Andi Saputra - detikNews
Jakarta - Lepasnya koruptor Rp 1,2 triliun Sudjiono
Timan masih menyimpan misteri. Salah satu kejanggalan yang mencolok
adalah penunjukan susunan majelis hakim peninjauan kembali (PK) Timan.
Duduk
sebagai ketua majelis yaitu Suhadi dengan anggota Sri Murwahyuni, Andi
Samsan Nganro, Abdul Latief dan Sofyan Marthabaya. Mereka ditunjuk oleh
Djoko Sarwoko, hakim agung yang kini telah pensiun.
"Beberapa
dugaan pelanggaran prosedur pemeriksaan perkara di MA disebabkan
kepimpinan yang bersifat oligarki yaitu kepemimpinan dengan kekuasaan
oleh sekelompok elite di Mahkamah Agung (MA)," kata hakim agung Prof Dr
Gayus Lumbuun saat berbincang dengan detikcom, Jumat (20/9/2013).
Hal
itu dibuktikan dalam kasus Timan. Penunjukan ketua majelis PK
seharusnya ditunjuk oleh ketua kamar atau ketua muda bidang terkait.
Dalam kasus Timan, Ketua Muda MA bidang Pidana Khusus Djoko Sarwoko
seharusnya menyerahkan ke Ketua Muda MA bidang Pidana Umum karena Djoko
akan pensiun. Namun tiba-tiba dia menunjuk sendiri penggantinya, tanpa
mengembalikan perkara tersebut.
"Pembentukan majelis baru dari
majelis lama yang dipimpin Djoko Sarwoko telah berjalan lebih dari 6
bulan sebelum yang bersangkutan memasuki masa pensiun. Anggota-angota
majelis juga telah selesai memberikan pendapat sebagai pertimbangan
hukum perkara tersebut. Tetapi tidak diputus, ditunda berbulan-bulan.

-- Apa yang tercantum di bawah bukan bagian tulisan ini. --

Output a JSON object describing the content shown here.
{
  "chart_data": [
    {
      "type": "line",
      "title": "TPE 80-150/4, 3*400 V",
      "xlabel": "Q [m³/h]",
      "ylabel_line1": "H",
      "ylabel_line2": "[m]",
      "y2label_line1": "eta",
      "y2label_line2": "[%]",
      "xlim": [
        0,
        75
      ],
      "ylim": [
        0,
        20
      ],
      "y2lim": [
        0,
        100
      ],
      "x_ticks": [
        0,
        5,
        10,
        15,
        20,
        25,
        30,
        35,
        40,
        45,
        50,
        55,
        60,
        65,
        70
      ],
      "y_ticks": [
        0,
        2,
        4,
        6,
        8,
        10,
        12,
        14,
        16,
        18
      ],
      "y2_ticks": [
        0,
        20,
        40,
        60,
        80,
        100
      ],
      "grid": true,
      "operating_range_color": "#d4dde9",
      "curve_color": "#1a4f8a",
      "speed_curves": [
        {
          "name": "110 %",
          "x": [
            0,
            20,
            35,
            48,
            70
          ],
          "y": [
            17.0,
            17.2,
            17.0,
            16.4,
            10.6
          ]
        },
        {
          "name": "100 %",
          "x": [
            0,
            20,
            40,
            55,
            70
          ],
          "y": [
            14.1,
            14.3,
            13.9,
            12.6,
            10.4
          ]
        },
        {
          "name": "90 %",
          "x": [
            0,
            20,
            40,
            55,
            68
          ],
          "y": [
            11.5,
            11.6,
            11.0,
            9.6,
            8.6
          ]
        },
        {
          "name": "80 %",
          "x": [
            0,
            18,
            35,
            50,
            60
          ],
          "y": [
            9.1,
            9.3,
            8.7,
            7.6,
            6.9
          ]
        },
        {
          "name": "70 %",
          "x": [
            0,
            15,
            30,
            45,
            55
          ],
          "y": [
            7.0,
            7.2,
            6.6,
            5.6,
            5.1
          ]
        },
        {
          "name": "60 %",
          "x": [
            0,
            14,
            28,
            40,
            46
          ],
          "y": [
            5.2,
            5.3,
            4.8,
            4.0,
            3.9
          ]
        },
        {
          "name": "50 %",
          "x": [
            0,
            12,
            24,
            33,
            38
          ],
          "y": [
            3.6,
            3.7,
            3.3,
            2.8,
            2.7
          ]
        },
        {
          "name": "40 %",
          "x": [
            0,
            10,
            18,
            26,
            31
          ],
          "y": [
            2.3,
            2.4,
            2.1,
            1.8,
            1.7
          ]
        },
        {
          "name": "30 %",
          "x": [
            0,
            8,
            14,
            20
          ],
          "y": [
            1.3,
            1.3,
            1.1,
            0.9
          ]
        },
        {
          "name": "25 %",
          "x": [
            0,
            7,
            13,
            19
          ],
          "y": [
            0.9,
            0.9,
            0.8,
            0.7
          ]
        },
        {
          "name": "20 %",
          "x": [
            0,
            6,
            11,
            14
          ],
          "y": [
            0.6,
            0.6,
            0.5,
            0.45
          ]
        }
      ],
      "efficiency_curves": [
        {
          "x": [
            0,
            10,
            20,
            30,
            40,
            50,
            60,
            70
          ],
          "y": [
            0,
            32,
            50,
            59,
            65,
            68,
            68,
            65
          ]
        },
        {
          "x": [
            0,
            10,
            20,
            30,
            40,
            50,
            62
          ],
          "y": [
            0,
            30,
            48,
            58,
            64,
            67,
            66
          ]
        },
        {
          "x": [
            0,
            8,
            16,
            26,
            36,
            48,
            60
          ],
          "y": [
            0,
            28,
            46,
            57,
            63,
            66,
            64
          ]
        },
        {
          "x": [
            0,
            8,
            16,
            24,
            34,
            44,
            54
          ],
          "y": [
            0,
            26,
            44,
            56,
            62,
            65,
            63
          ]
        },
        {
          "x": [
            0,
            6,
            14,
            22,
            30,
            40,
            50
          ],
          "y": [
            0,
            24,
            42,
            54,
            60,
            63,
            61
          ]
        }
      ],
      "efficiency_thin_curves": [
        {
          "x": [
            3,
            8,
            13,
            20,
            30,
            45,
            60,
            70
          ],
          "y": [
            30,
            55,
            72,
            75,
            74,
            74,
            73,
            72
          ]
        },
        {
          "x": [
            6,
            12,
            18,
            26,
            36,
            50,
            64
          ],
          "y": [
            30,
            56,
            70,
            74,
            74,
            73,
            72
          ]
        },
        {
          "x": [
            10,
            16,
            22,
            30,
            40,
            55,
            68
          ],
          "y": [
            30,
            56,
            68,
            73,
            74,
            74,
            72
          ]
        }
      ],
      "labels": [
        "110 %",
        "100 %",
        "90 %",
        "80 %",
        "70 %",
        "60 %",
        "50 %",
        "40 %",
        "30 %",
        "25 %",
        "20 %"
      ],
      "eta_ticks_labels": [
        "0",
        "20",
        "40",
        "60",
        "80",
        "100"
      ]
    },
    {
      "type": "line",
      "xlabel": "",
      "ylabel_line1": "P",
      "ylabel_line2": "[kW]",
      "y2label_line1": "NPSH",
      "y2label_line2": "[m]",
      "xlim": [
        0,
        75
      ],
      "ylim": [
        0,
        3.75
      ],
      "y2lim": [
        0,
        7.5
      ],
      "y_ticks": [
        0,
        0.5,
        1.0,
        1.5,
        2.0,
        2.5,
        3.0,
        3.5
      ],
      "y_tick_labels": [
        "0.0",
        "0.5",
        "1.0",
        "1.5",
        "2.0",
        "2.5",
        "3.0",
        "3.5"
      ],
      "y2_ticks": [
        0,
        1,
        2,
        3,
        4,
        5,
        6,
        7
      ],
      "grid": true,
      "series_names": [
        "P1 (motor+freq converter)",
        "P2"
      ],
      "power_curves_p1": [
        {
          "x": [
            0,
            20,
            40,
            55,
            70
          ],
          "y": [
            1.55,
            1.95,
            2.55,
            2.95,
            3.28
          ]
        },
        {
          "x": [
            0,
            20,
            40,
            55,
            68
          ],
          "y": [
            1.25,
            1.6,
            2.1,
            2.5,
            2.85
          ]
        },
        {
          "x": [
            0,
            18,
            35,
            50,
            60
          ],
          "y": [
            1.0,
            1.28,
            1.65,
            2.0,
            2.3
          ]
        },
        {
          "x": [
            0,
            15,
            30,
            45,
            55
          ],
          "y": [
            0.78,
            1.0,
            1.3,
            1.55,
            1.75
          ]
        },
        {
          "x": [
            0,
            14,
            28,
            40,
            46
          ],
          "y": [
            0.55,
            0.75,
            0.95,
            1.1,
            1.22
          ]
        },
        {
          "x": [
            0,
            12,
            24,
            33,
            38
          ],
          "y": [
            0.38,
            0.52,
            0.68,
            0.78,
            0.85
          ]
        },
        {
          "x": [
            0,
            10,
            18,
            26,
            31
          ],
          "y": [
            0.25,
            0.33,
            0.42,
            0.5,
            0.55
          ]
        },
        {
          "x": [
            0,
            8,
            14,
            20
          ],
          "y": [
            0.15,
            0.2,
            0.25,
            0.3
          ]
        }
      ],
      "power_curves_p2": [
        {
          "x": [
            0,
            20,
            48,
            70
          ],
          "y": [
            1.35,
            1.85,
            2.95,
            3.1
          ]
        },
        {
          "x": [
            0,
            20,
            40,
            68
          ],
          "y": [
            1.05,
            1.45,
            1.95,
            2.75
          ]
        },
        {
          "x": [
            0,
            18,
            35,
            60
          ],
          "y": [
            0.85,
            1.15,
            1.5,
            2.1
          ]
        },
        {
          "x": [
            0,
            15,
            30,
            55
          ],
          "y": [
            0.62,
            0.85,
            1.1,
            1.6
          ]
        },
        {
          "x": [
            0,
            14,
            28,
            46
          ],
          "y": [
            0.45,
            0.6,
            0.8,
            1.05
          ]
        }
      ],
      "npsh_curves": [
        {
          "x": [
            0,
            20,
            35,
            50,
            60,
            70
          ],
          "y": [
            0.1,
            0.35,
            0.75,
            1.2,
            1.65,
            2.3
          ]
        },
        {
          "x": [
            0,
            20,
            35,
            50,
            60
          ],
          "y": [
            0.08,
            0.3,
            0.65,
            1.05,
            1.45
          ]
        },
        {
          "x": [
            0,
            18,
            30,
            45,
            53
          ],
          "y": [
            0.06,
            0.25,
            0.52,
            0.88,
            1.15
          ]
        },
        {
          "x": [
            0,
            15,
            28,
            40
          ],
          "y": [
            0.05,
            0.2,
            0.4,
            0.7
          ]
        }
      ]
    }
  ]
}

Terakhir membentuk majelis baru yang tidak mengikuti kebiasaan umum,"
cetus Gayus.
Pembentukan majelis yang janggal juga terjadi saat
MA mengadili kasus penyelundupan 30 kontainer berisi BlackBerry dan
minuman keras. Seharusnya majelis kasus tersebut ditunjuk oleh Ketua
Muda MA bidang Pidana Umum tetapi tiba-tiba Djoko mengambil alih dengan
menunjuk dirinya sendiri menjadi ketua majelis PK.
"Kasus putusan
PK Sudjiono Timan dan kasus 30 penyelundupan yang kedua-duanya
membebaskan terpidana menunjukan hal tersebut memang benar disebabkan
adanya kepimpinan yang bersifat oligarki," kata Gayus.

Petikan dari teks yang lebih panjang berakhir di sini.